How to Convert a P12 File into a Private Key and Public Cert

  • XCA Tool

    • Use the XCA tool.

    • Download it from the hohnstaedt.de site in the XCA directory.

  • OpenSSL Commands

    • openssl pkcs12 -in <P12_CERTIFICATE>.p12 -clcerts -nokeys -out <EXTRACTED_CERTIFICATE>.crt

    • openssl pkcs12 -in <P12_CERTIFICATE>.p12 -nocerts -out <EXTRACTED_PRIVATE>.key

Known Limitations

  • Simultaneous Login

    Two simultaneous connections for the same user are not supported. Each connection must be an individual user or the first connection disconnects.

  • Office Mode with Multiple External Interfaces

    Enhancements for Gateways with multiple external interfaces require NAT-T usage on the client side.

    Enforcement requires the NAT-T environment, or the configuration of "forceencaps = yes" in the "ipsec.conf" file.

  • Back Connection

    Connections from the encryption domain to the assigned IP address of the client by the Security Gateway are not supported.

  • Realms

    Realms are not supported. The client uses “Legacy authentication”.

  • Machine Authentication

    Machine authentication is not supported.

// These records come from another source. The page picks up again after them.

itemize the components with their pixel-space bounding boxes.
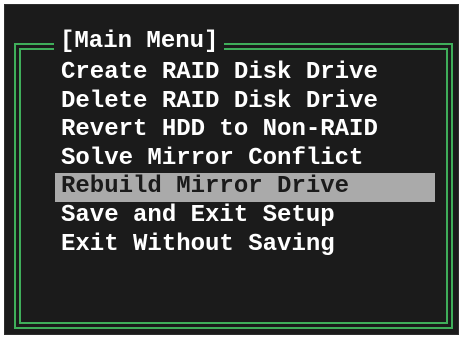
menu-item-solve-mirror-conflict[interactable]: Solve Mirror Conflict xyxy=(55,145,435,174)
menu-title: [Main Menu] xyxy=(54,25,225,59)
menu-item-exit-without-saving[interactable]: Exit Without Saving xyxy=(55,231,435,260)
menu-item-rebuild-mirror-drive[interactable]: Rebuild Mirror Drive xyxy=(55,173,435,202)
bios-screen: [Main Menu] Create RAID Disk Drive Delet… xyxy=(4,4,459,335)
main-menu-list: Create RAID Disk Drive Delete RAID Disk … xyxy=(55,59,435,259)
menu-item-delete-raid-disk-drive[interactable]: Delete RAID Disk Drive xyxy=(55,88,435,117)
menu-item-save-and-exit-setup[interactable]: Save and Exit Setup xyxy=(55,202,435,231)
menu-item-create-raid-disk-drive[interactable]: Create RAID Disk Drive xyxy=(55,59,435,88)
menu-item-revert-hdd-to-non-raid[interactable]: Revert HDD to Non-RAID xyxy=(55,116,435,145)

  • Two-Factor Authentication

    Two-Factor Authentication is not supported.

  • Encryption Domain

    Encryption domain changes must deploy on the client side with configuration file changes in some scenarios.

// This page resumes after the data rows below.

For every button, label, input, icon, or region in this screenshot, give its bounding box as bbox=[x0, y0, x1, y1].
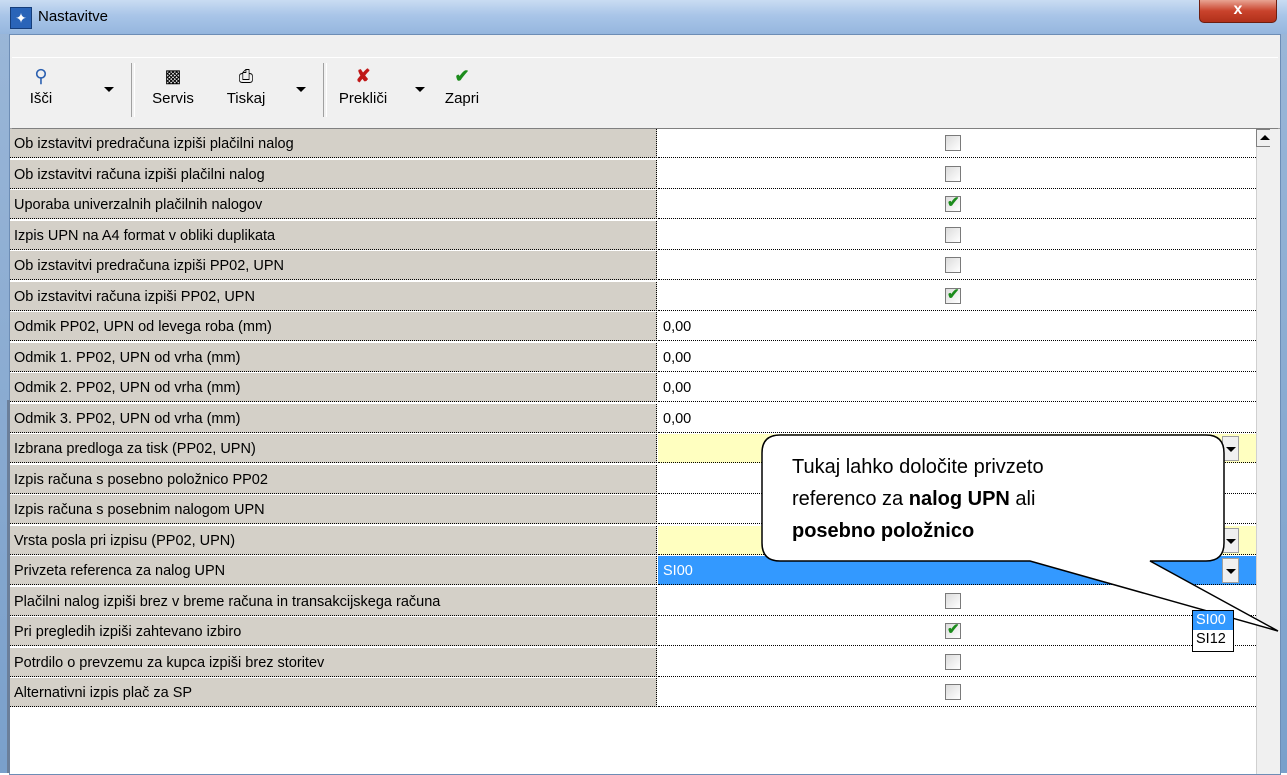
window-title: Nastavitve bbox=[38, 8, 109, 25]
window-client: ⚲ Išči ▩ Servis ⎙ Tiskaj ✘ Prekliči ✔ Za… bbox=[9, 34, 1281, 775]
help-callout: Tukaj lahko določite privzeto referenco … bbox=[760, 433, 1279, 632]
setting-label: Privzeta referenca za nalog UPN bbox=[10, 556, 657, 585]
settings-row: Odmik 2. PP02, UPN od vrha (mm) 0,00 bbox=[10, 373, 1256, 403]
setting-value-text: 0,00 bbox=[663, 349, 692, 366]
setting-label: Izpis računa s posebno položnico PP02 bbox=[10, 464, 657, 494]
setting-label: Ob izstavitvi predračuna izpiši PP02, UP… bbox=[10, 251, 657, 280]
setting-value[interactable]: 0,00 bbox=[658, 373, 1256, 402]
cancel-dropdown-arrow[interactable] bbox=[415, 87, 425, 92]
setting-value-text: 0,00 bbox=[663, 380, 692, 396]
checkmark-icon: ✔ bbox=[947, 194, 960, 211]
setting-checkbox[interactable] bbox=[945, 135, 961, 151]
setting-checkbox[interactable] bbox=[945, 653, 961, 670]
close-window-button[interactable]: ✔ Zapri bbox=[440, 65, 484, 107]
settings-row: Alternativni izpis plač za SP bbox=[10, 678, 1256, 708]
settings-row: Ob izstavitvi računa izpiši PP02, UPN ✔ bbox=[10, 281, 1256, 312]
settings-row: Izpis UPN na A4 format v obliki duplikat… bbox=[10, 220, 1256, 251]
toolbar: ⚲ Išči ▩ Servis ⎙ Tiskaj ✘ Prekliči ✔ Za… bbox=[10, 35, 1280, 129]
search-icon: ⚲ bbox=[34, 66, 48, 86]
cancel-icon: ✘ bbox=[355, 66, 371, 86]
setting-label: Ob izstavitvi predračuna izpiši plačilni… bbox=[10, 129, 657, 158]
setting-label: Odmik 2. PP02, UPN od vrha (mm) bbox=[10, 373, 657, 402]
setting-label: Izpis UPN na A4 format v obliki duplikat… bbox=[10, 220, 657, 250]
setting-checkbox[interactable] bbox=[945, 165, 961, 182]
setting-value[interactable]: 0,00 bbox=[658, 403, 1256, 433]
setting-checkbox[interactable]: ✔ bbox=[945, 285, 961, 304]
toolbar-separator bbox=[323, 63, 327, 117]
setting-checkbox[interactable] bbox=[945, 257, 961, 273]
service-button[interactable]: ▩ Servis bbox=[142, 65, 204, 107]
toolbar-separator bbox=[131, 63, 135, 117]
setting-label: Vrsta posla pri izpisu (PP02, UPN) bbox=[10, 525, 657, 555]
setting-label: Alternativni izpis plač za SP bbox=[10, 678, 657, 707]
app-icon: ✦ bbox=[10, 7, 32, 29]
settings-row: Odmik 1. PP02, UPN od vrha (mm) 0,00 bbox=[10, 342, 1256, 373]
settings-row: Ob izstavitvi predračuna izpiši plačilni… bbox=[10, 129, 1256, 159]
setting-checkbox[interactable] bbox=[945, 684, 961, 700]
print-button[interactable]: ⎙ Tiskaj bbox=[220, 65, 272, 107]
setting-value-text: SI00 bbox=[663, 563, 693, 579]
setting-label: Ob izstavitvi računa izpiši PP02, UPN bbox=[10, 281, 657, 311]
find-button[interactable]: ⚲ Išči bbox=[24, 65, 58, 107]
print-dropdown-arrow[interactable] bbox=[296, 87, 306, 92]
service-icon: ▩ bbox=[164, 66, 182, 86]
printer-icon: ⎙ bbox=[238, 66, 254, 86]
setting-label: Odmik PP02, UPN od levega roba (mm) bbox=[10, 312, 657, 341]
setting-checkbox[interactable] bbox=[945, 226, 961, 243]
find-dropdown-arrow[interactable] bbox=[104, 87, 114, 92]
close-button[interactable]: x bbox=[1199, 0, 1277, 23]
setting-label: Uporaba univerzalnih plačilnih nalogov bbox=[10, 190, 657, 219]
checkmark-icon: ✔ bbox=[454, 66, 470, 86]
settings-row: Uporaba univerzalnih plačilnih nalogov ✔ bbox=[10, 190, 1256, 220]
cancel-button[interactable]: ✘ Prekliči bbox=[332, 65, 394, 107]
setting-label: Izpis računa s posebnim nalogom UPN bbox=[10, 495, 657, 524]
settings-row: Ob izstavitvi predračuna izpiši PP02, UP… bbox=[10, 251, 1256, 281]
setting-value-text: 0,00 bbox=[663, 319, 692, 335]
settings-row: Odmik 3. PP02, UPN od vrha (mm) 0,00 bbox=[10, 403, 1256, 434]
setting-value[interactable]: 0,00 bbox=[658, 312, 1256, 341]
settings-row: Ob izstavitvi računa izpiši plačilni nal… bbox=[10, 159, 1256, 190]
setting-checkbox[interactable]: ✔ bbox=[945, 194, 961, 212]
side-border bbox=[7, 400, 10, 773]
setting-label: Potrdilo o prevzemu za kupca izpiši brez… bbox=[10, 647, 657, 677]
setting-value[interactable]: 0,00 bbox=[658, 342, 1256, 372]
setting-value-text: 0,00 bbox=[663, 410, 692, 427]
callout-text: Tukaj lahko določite privzeto referenco … bbox=[792, 456, 1044, 542]
setting-label: Pri pregledih izpiši zahtevano izbiro bbox=[10, 617, 657, 646]
dropdown-option[interactable]: SI00 bbox=[1193, 611, 1233, 630]
title-bar[interactable]: ✦ Nastavitve x bbox=[0, 0, 1287, 34]
setting-label: Odmik 3. PP02, UPN od vrha (mm) bbox=[10, 403, 657, 433]
setting-label: Ob izstavitvi računa izpiši plačilni nal… bbox=[10, 159, 657, 189]
scroll-up-arrow-icon[interactable] bbox=[1256, 129, 1270, 147]
setting-label: Plačilni nalog izpiši brez v breme račun… bbox=[10, 586, 657, 616]
settings-row: Odmik PP02, UPN od levega roba (mm) 0,00 bbox=[10, 312, 1256, 342]
dropdown-option[interactable]: SI12 bbox=[1193, 630, 1233, 649]
reference-dropdown-list[interactable]: SI00 SI12 bbox=[1192, 610, 1234, 652]
setting-label: Odmik 1. PP02, UPN od vrha (mm) bbox=[10, 342, 657, 372]
checkmark-icon: ✔ bbox=[947, 285, 960, 303]
setting-label: Izbrana predloga za tisk (PP02, UPN) bbox=[10, 434, 657, 463]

  • Advanced Remote Access features are not supported

    • Certificate enrollment.

    • Link Selection.

    • Location Awareness.

    • Multiple Entry Point (MEP).

    • Secondary Connect.

    • Secure Configuration Verification (SCV).

    • Visitor Mode.

  • IPv6

    IPv6 is not supported.

  • Certificate Usage

    The customer deploys the certificates.

  • Certificate Authentication

    Certificate authentication with ICAClosed Internal Certificate Authority. A component on Check Point Management Server that issues certificates for authentication. is only supported without a CRL check.